Coisa de cinéfilo! O terremoto político em Brasília me trouxe a lembrança de Vladimir Carvalho. O sonho de JK, da construção ao rock dos anos 1980, reconstituído sob a ótica do grande documentarista paraibano.

Fui rever Rock Brasília. Resgato anotações que havia feito sobre o filme:

O título do documentário de Vladimir Carvalho é moderno. Rock Brasília. O subtítulo, Era de Ouro, parece antigo. Talvez porque o filme tem as duas coisas. Fala de roqueiros rebeldes, de suas letras contestatórias, de punks, de jovens que desafiaram a polícia. Só que o faz de uma maneira que o diferencia do jeito contemporâneo de filmar o rock. Por isto disseram, como crítica negativa, que a montagem é lenta. Não é um defeito, mas uma virtude.

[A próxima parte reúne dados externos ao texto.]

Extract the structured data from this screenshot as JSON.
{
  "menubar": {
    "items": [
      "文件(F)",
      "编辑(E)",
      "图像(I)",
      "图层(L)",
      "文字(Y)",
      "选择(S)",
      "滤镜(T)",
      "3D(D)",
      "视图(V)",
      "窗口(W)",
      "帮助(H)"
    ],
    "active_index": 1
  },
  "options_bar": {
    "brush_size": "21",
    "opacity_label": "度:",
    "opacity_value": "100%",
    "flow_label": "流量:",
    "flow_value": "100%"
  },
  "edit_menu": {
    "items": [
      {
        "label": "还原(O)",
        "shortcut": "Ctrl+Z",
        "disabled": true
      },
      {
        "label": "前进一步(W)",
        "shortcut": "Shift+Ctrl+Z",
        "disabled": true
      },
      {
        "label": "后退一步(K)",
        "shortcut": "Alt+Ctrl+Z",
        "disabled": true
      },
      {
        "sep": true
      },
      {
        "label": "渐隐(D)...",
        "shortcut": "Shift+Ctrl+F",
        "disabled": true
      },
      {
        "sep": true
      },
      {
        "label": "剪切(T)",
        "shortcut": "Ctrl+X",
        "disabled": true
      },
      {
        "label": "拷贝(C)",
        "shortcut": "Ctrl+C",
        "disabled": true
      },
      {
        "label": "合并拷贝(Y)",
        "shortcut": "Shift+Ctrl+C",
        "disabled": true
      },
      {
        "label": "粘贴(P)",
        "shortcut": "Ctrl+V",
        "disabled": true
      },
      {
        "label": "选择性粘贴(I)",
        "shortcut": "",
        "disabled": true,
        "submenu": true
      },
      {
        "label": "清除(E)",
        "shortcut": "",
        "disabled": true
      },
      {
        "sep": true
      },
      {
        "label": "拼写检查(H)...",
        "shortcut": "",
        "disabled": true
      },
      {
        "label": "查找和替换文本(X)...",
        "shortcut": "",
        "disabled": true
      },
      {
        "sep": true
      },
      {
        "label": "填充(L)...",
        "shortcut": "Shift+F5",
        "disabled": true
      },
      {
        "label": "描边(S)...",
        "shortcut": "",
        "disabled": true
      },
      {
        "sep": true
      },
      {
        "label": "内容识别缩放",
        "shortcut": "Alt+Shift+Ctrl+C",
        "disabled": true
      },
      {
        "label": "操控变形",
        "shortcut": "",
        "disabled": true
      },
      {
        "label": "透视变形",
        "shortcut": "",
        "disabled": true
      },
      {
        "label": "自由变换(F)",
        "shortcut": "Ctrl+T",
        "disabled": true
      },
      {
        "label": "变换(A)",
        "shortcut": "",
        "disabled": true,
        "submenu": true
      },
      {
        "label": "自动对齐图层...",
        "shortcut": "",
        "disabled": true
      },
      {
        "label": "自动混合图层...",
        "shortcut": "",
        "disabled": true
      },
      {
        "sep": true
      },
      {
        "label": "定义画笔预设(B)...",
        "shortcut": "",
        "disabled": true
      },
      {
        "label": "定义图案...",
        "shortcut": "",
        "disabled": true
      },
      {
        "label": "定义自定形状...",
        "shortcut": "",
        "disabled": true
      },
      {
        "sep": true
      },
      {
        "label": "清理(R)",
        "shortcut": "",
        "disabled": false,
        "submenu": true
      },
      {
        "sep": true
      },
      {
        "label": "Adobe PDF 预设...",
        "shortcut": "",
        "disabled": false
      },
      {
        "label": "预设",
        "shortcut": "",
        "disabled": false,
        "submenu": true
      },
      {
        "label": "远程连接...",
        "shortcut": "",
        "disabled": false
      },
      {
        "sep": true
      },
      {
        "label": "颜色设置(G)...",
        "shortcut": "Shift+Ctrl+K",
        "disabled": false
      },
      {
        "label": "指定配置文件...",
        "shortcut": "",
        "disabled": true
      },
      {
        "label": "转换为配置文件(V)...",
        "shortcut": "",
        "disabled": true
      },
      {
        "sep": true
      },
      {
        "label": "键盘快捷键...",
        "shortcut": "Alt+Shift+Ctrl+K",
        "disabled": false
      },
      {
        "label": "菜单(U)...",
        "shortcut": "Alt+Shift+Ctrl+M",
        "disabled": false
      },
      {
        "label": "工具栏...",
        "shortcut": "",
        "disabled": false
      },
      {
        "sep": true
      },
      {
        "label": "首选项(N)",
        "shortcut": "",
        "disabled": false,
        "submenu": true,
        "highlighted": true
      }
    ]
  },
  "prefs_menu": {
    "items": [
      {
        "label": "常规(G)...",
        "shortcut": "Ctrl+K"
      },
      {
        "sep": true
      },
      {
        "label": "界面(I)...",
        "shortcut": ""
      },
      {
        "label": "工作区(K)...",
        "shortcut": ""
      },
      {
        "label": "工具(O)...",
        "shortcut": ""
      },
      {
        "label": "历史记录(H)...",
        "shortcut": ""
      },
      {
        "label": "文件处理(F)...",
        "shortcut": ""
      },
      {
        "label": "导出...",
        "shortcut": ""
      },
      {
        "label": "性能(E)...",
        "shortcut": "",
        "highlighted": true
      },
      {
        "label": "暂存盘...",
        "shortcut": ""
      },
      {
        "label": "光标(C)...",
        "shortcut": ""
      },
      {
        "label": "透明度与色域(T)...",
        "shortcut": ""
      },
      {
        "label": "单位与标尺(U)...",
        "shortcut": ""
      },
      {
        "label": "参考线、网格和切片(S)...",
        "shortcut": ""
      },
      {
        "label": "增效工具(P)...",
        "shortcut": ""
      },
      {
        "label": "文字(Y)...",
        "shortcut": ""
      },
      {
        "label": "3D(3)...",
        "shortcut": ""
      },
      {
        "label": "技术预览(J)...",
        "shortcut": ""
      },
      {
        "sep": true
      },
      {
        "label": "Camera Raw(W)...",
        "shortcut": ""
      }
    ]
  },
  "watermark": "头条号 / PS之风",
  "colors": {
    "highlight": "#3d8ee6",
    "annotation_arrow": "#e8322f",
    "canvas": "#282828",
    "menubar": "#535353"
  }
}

Reza a lenda que, na juventude, quando foi estudar filosofia na Bahia, Vladimir insistia para que os amigos fossem ver Raul Seixas (ainda Raulzito) tocar. O comunismo não o impedia de ter antenas direcionadas ao rock. E contribuía para que misturasse Roberto Carlos e Lênin quando comentava a origem da expressão Jovem Guarda. Era a época dos primeiros documentários sobre rock. As matrizes do que temos em Rock Brasília – Era de Ouro.

Há pouca música em Rock Brasília. Como nos hoje clássicos Don’t Look Back e Gimme Shelter. Este é citado por Vladimir na longa e admirável sequência em que reconstituiu o tumultuado show do Legião Urbana no Estádio Mané Garrincha. A música ilustra o filme. Mas o que realmente importa são as histórias que o cineasta vai reconstruindo através dos depoimentos captados e conduzidos por ele. Guiados por seu afeto e sua sensibilidade.

Vladimir passou mais de duas décadas pensando em realizar Rock Brasília. O tempo foi seu aliado. Possibilitou que ele enxergasse as coisas de longe, depois que elas aconteceram. E também deu distanciamento aos protagonistas. Os roqueiros rebeldes se transformaram em homens maduros. E a velhice permite que o pai de dois deles reconheça que aprendeu com os filhos. E tenha a fala embargada pelas lágrimas.